Innu surgeon leads walk on Mount Royal for reconciliation, Indigenous health

Organizer Stanley Vollant said he hopes the six-kilometre walk will inspire Indigenous youth to follow their dreams and promote dialogue between Indigenous and non-Indigenous people.

Innu surgeon hopes first annual walk helps build bridges between Indigenous, non-Indigenous people

Vollant led a 6-kilometre walk to promote Indigenous health and wellness Saturday on Mount Royal. (CBC)

Dr. Stanley Vollant has a vision.

The Innu surgeon wants to inspire Indigenous youth across Quebec to follow their dreams, while also leading healthy lifestyles.

That's the idea Vollant brought to Mount Royal Saturday afternoon, as dozens of people attended the first annual "Stanley Vollant Challenge," a six-kilometre walk to promote health and wellness.

"It's very symbolic," Vollant said after the inaugural walk, which took place under pouring rain and ended with a celebration featuring food and music.

He said it was important to bring Indigenous and non-Indigenous walkers together in the spirit of reconciliation.

"My vision is to bring people to celebrate wellness and also to celebrate [being] all together, Indigenous and non-Indigenous people," he said.

The walk also marked the launch of Puamun Meshkenu, a non-profit group Vollant founded to promote healthy living in Indigenous communities.

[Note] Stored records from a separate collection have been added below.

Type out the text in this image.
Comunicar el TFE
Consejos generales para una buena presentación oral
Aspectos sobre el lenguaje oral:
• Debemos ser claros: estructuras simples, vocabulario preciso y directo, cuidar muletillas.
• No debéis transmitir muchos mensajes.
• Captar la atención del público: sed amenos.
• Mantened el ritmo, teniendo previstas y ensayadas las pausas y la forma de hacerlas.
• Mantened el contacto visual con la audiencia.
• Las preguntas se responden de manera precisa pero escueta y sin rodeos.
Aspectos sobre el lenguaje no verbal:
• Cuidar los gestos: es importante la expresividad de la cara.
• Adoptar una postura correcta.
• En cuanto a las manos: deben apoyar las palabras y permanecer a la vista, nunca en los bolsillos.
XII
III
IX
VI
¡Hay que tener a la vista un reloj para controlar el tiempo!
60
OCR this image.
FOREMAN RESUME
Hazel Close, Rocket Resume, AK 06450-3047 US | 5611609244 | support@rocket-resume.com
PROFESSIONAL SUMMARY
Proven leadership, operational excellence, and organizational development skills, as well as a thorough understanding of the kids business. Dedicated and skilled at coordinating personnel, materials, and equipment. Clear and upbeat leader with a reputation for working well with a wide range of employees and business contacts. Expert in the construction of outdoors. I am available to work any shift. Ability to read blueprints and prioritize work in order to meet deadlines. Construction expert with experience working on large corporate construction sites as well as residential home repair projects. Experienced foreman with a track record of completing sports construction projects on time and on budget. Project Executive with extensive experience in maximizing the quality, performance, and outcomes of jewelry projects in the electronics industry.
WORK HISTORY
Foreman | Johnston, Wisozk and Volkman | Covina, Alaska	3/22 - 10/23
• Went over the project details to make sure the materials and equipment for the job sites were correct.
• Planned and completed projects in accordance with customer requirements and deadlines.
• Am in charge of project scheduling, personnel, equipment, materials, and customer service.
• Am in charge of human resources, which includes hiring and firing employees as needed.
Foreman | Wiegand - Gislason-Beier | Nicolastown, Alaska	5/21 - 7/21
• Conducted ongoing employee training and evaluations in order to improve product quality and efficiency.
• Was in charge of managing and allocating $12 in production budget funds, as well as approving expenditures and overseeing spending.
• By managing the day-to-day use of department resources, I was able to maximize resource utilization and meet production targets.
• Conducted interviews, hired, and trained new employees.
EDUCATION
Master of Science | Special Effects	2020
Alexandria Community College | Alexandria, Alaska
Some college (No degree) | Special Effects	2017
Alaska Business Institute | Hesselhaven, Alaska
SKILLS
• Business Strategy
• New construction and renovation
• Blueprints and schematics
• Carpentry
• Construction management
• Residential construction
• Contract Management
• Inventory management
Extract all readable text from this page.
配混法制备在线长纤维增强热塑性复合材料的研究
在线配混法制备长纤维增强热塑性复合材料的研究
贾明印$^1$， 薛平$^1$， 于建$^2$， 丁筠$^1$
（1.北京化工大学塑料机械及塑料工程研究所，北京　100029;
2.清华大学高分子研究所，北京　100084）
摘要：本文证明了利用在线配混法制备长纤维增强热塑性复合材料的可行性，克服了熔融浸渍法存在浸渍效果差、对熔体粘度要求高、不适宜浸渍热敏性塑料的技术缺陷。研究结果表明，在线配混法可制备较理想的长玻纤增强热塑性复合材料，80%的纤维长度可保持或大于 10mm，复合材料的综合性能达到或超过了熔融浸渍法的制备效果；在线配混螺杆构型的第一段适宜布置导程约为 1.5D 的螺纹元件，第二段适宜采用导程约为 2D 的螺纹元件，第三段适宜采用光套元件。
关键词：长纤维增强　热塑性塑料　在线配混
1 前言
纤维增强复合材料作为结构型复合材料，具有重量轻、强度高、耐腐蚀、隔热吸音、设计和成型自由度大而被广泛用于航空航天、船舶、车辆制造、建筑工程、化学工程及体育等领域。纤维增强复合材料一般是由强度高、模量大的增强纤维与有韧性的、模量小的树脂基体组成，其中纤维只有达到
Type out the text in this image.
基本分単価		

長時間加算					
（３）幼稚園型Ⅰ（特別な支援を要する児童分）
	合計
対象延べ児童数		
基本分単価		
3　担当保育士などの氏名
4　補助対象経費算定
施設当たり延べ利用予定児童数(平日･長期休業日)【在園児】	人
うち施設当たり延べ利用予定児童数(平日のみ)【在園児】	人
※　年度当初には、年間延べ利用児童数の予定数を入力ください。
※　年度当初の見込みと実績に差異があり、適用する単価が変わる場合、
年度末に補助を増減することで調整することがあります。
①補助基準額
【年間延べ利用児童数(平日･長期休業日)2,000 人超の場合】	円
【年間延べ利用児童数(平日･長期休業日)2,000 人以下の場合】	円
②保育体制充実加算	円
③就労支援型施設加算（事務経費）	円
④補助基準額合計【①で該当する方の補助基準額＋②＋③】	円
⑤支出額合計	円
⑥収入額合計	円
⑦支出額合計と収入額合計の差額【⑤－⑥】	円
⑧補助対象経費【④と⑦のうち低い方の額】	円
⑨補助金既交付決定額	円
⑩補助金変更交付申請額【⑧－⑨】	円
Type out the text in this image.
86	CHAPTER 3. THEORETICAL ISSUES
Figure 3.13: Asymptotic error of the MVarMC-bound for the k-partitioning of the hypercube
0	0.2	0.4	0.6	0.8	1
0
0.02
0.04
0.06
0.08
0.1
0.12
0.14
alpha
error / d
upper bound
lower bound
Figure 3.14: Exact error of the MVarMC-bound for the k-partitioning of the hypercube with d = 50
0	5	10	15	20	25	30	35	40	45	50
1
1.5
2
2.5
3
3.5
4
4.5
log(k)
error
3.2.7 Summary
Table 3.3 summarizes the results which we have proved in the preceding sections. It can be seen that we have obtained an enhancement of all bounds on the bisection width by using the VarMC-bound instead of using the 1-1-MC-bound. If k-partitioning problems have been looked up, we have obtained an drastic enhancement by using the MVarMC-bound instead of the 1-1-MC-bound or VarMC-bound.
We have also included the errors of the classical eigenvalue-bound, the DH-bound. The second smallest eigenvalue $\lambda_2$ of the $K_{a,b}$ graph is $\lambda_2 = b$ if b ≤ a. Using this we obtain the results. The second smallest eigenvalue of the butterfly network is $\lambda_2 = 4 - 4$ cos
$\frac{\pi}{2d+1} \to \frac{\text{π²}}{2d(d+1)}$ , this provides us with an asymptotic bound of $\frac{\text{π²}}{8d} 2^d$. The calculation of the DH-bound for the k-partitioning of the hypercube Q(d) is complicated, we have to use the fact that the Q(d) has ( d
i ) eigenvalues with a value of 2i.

The name means "the path of a thousand dreams".

Promoting reconciliation

Since 2010, Vollant has walked more than 6,000 kilometres across eastern Canada, visiting Indigenous communities to talk about healthy living.

The first Aboriginal surgeon in Quebec, Vollant said his dream was "to have a better world for everybody," in which people can get to know each other.

"And to build a better country [and] a better future."

Vollant has walked more than 6,000 kilometres since 2010 to inspire Indigenous youth to develop healthy lifestyles. (Alec Gordon/CBC)

Vollant's goal of building bridges between Indigenous and non-Indigenous people was shared by many of the walkers.

Carol Rowan described herself as a descendant of Canadian settlers. She is married to an Inuk man and says reconciliation is important to her.

"When we can walk hand-in-hand … with people on whose lands we are residing, perhaps we can begin to share stories and gain insights and find a place where we can be, in some ways, reconciled," Rowan said.

Montreal Mayor Denis Coderre, who is running for re-election and came out for the walk, said the walk was taking place on what is traditionally Mohawk land and he said Vollant's efforts were making the world a better place.

'The best way to get to know one another'

Ghislain Picard, grand chief of the Assembly of First Nations of Quebec and Labrador, said he was encouraged by the turnout on Mount Royal.

"What would be beautiful is, within a few years, if we could see these types of walks happen not only in Montreal, but everywhere," Picard said.

He said efforts like Saturday's walk foster understanding between different groups of people.

Vollant said other walks took place at the same time in Lac-Simon and Val d'Or, in the Outaouais region, and in Mashteuiatsh, a First Nations reserve near Roberval, Que., in the Saguenay-Lac-Saint-Jean region.

He said he hopes to organize 12 walks next year, 24 walks the year after that, and to have walks in all the Indigenous communities in Quebec in 2020.